Module 3 The reproducibility crisis

There is a crisis in science (and data science): the reproducibility crisis (also known as the replication crisis). This refers to the fact that many scientific studies have been impossible to reproduce, calling into question the validity of those studies’ findings. This is a big deal: if a significant part of science is wrong then what do we know, how can we be sure what we know is right, and how can we separate the wheat from the chaff?

Because of this crisis, there has emerged a much needed move to make all science “reproducible”. This means making sure that someone else can copy what you did, and get the same results. This is important for identifying scientific fraud, of course, but also for helping us to overcome human bias, mistakes, wishful thinking, etc. Reproducibility is not just a “nice-to-have”; in modern science (and data science), it’s a “must”.

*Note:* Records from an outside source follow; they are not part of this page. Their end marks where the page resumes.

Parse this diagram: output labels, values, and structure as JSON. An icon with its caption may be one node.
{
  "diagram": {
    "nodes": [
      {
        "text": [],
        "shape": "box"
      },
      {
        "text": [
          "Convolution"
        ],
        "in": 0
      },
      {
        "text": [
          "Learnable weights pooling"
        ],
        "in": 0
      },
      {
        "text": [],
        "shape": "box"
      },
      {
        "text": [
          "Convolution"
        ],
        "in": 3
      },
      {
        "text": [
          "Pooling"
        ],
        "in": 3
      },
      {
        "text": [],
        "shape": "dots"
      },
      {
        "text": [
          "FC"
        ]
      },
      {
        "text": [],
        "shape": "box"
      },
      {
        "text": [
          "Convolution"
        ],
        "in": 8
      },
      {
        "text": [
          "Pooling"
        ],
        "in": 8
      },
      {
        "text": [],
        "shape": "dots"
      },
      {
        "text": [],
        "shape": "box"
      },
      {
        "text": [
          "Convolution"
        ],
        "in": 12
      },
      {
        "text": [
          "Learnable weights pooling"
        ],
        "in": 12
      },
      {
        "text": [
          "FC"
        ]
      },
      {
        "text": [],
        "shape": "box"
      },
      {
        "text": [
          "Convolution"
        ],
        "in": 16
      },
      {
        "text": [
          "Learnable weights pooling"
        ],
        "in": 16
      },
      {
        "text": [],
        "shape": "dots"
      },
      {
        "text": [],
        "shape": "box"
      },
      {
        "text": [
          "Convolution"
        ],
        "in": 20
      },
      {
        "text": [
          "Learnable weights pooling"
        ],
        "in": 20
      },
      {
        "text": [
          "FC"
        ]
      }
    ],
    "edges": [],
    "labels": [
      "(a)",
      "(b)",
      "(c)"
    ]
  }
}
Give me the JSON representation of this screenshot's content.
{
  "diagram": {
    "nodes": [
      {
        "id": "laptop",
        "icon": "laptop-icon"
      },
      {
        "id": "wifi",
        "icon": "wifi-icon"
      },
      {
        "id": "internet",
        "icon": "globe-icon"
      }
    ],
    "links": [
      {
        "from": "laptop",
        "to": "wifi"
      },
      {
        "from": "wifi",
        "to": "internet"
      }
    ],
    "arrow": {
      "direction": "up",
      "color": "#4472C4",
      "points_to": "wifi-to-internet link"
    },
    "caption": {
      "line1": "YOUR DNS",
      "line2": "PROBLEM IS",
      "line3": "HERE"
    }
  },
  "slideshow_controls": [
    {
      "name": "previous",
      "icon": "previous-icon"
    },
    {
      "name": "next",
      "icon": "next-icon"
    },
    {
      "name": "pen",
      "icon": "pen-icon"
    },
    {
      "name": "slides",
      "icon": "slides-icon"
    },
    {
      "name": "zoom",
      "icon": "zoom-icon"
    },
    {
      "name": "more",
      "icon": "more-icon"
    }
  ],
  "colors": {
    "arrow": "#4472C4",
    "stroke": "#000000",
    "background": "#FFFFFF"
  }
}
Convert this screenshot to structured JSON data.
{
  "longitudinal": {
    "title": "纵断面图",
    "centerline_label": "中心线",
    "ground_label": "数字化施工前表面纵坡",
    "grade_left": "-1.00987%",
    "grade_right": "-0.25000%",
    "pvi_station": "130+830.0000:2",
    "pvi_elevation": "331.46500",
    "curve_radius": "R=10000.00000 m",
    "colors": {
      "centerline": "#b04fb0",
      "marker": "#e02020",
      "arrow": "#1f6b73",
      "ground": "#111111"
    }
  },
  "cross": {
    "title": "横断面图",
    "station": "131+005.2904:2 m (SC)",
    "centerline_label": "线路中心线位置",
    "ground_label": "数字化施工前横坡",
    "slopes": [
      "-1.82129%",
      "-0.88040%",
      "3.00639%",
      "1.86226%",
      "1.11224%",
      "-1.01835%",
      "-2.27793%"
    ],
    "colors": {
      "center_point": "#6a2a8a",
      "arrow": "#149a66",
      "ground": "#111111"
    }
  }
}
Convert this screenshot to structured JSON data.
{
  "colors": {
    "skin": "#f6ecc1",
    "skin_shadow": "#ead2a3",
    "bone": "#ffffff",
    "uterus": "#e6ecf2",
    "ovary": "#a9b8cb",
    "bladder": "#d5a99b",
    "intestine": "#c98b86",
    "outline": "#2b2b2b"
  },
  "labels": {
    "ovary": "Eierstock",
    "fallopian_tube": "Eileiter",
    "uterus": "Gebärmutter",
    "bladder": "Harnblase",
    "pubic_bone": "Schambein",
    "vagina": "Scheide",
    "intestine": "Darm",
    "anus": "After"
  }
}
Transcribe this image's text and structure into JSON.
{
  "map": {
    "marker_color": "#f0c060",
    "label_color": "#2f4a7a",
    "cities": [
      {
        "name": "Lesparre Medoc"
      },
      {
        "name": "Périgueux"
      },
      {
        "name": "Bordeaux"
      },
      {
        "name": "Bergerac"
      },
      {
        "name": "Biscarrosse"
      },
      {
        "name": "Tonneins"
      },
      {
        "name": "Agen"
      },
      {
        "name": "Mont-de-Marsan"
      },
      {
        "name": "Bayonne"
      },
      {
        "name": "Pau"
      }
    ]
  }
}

Good data science must be reproducible. And reproducible science means using tools that others can easily use, and methods that others can easily copy. Programming languages like R and Python are ideal for this.

In this course, we’ll focus on reproducible research, literate programming, documentation, and other components of data science (and research in general) which ensure that (a) our methods and findings can be easily sanity-tested by others, and (b) we set ourselves and our projects’ up for future collaborations, hand-offs, and expansion.

What is ‘reproducible research’?

Reproducible research is the idea that work done by scientist A is “reproducible” by scientist B. In other words, if the findings of the research are of any generalizable value, then the results of two scientists working on the same problem should be identical (or very high in agreement).

In practice, this means using data and code in a structured, well-documented, accessible, clear way, and ensuring that others can do the same.

Why does reproducible research matter?

Reproducible research matters for lots of reasons:

  1. Because making your work reproducible means that you will have less problems returning to that work at a later time.
  2. Because making your work reproducible means that others can collaborate with you, help you, error-check you, and build on your work.
  3. Because making your work reproducible means you are fighting the plague of irreproducible results which have characterized the replication crisis

How to carry out reproducible research

  • Make your code open source
  • Put your stuff on github
  • Use open source tools
  • Use free tools
  • Document everything you do
  • Collaborate with others

Final thoughts

An article about RESULTS is advertising, not scholarship. An article with transparent, reproducible methods is scholarship.